Randi Morrell, one of this valley’s most passionate and effective leaders in empowering those with special needs to live full and productive lives, died Sept. 12. He was a 40-year employee of Mission Vista, an agency helping those with developmental disabilities. He started as a teenager and worked his way up to be administrator in the final 15 years or so of his career.

Health issues forced his retirement in 2019, and he was struggling with frontal temporal lobe dementia toward the end, cared for by his wife, family and a few close friends.

Randi Morrell

Randi Morrell

Randi made contributions to his family and the community that deserve to be acknowledged and appreciated. He was deeply motivated to find ways to enhance the lives of individuals with developmental disabilities and support them in living full and productive lives. He helped these individuals thrive and did so with a commitment to treating them with dignity and respect.

Rufus Woods

Rufus Woods

Helping people went beyond his job description. His wife Andrea told me Randi had a box in the back of the car and when he saw someone on the street who looked cold or hungry, he would give them clothes or get them a meal.

Randi and Andrea, who teaches in the medical assistant program at Wenatchee Valley College, got together only six years ago, although they were acquaintances for many years.

“He was a one in a million,” Andrea told me through her tears, and a man of deep faith.

Since Randi’s death, Andrea’s phone has been ringing off the hook as people have made a point of telling her the ways that Randi quietly impacted their lives. “This has lightened the blow a little bit,” she told me.

Randi’s all-consuming passion was to help individuals with developmental disabilities live their best lives in a society that had for years warehoused them, ignored them and treated them as children rather than as full human beings. Randi, to his credit, saw them as complex, interesting individuals who were evolving and changing.

But the standards of care for agencies helping those with developmental disabilities was extremely slow to change. Randi was determined that Mission Vista would set the standard for being a place where individuals were empowered to find their individuality. He set a standard for dignity and respect and made sure the employees followed through.

In the 2000s, he was instrumental in closing down the Mission Vista’s group homes and putting clients into more independent living arrangements supported by the staff. This was a visionary approach and it required having a leader like Randi with courage, perseverance and an iron will.

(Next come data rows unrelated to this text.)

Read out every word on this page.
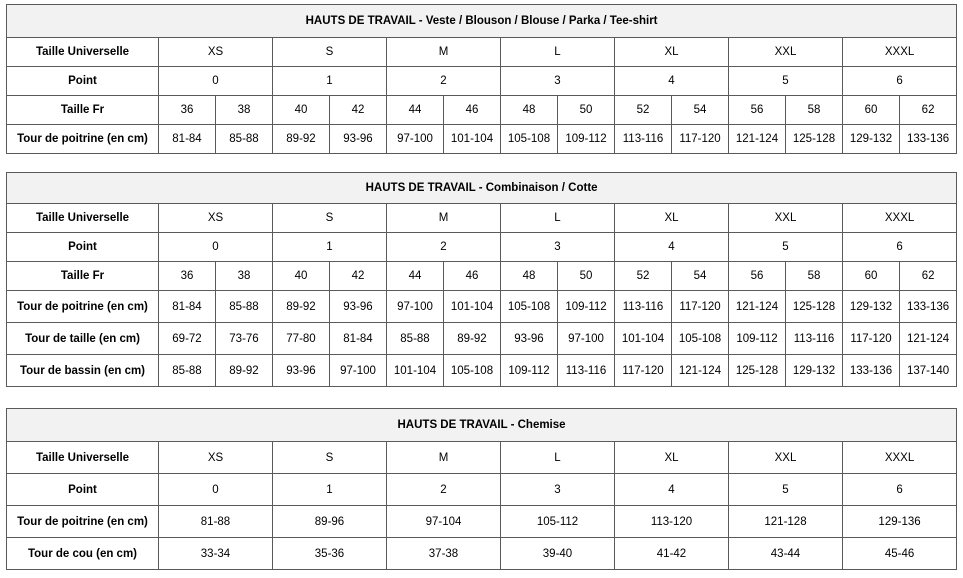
HAUTS DE TRAVAIL - Veste / Blouson / Blouse / Parka / Tee-shirt														
Taille Universelle	XS		S		M		L		XL		XXL		XXXL	
Point	0		1		2		3		4		5		6	
Taille Fr	36	38	40	42	44	46	48	50	52	54	56	58	60	62
Tour de poitrine (en cm)	81-84	85-88	89-92	93-96	97-100	101-104	105-108	109-112	113-116	117-120	121-124	125-128	129-132	133-136
HAUTS DE TRAVAIL - Combinaison / Cotte														
Taille Universelle	XS		S		M		L		XL		XXL		XXXL	
Point	0		1		2		3		4		5		6	
Taille Fr	36	38	40	42	44	46	48	50	52	54	56	58	60	62
Tour de poitrine (en cm)	81-84	85-88	89-92	93-96	97-100	101-104	105-108	109-112	113-116	117-120	121-124	125-128	129-132	133-136
Tour de taille (en cm)	69-72	73-76	77-80	81-84	85-88	89-92	93-96	97-100	101-104	105-108	109-112	113-116	117-120	121-124
Tour de bassin (en cm)	85-88	89-92	93-96	97-100	101-104	105-108	109-112	113-116	117-120	121-124	125-128	129-132	133-136	137-140
HAUTS DE TRAVAIL - Chemise							
Taille Universelle	XS	S	M	L	XL	XXL	XXXL
Point	0	1	2	3	4	5	6
Tour de poitrine (en cm)	81-88	89-96	97-104	105-112	113-120	121-128	129-136
Tour de cou (en cm)	33-34	35-36	37-38	39-40	41-42	43-44	45-46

I happened to be on the board of directors of Mission Vista at that time and remember staff members telling us how individuals who had been languishing in the large group home environment were coming to life by living in their own space and having greater independence and autonomy. Randi was an exceptional leader.

“His passion for those clients was beyond what anybody would ever think,” said Caryl Andre, who was married to Randi previously and had two sons with him.

One of his closest associates at Mission Vista and beyond was Dennis Floyd, who worked at the company for 34 years. “He wasn’t my best friend, but he was the best friend a person could want in time of need,” said Floyd. “And in the end, I know now that I’ve lost one of the most important people in my life,” he added. As Randi’s health deteriorated over the past year, Dennis was a constant visitor.

Randi had an amazing rapport with the clients at Mission Vista. He treated them as adults who were evolving and changing and would engage in playful banter. The authentic sense of caring was unmistakable.

As older clients of Mission Vista starting passing away, Randi and Andrea would visit their graves on Memorial Day. He didn’t want them to be forgotten.

What made Randi special was that he met people where they were with kindness and without judgment. And he saw the humanity in each and every person. Imagine what would be possible if all of us followed in those footsteps. It’s a choice we can make every single day.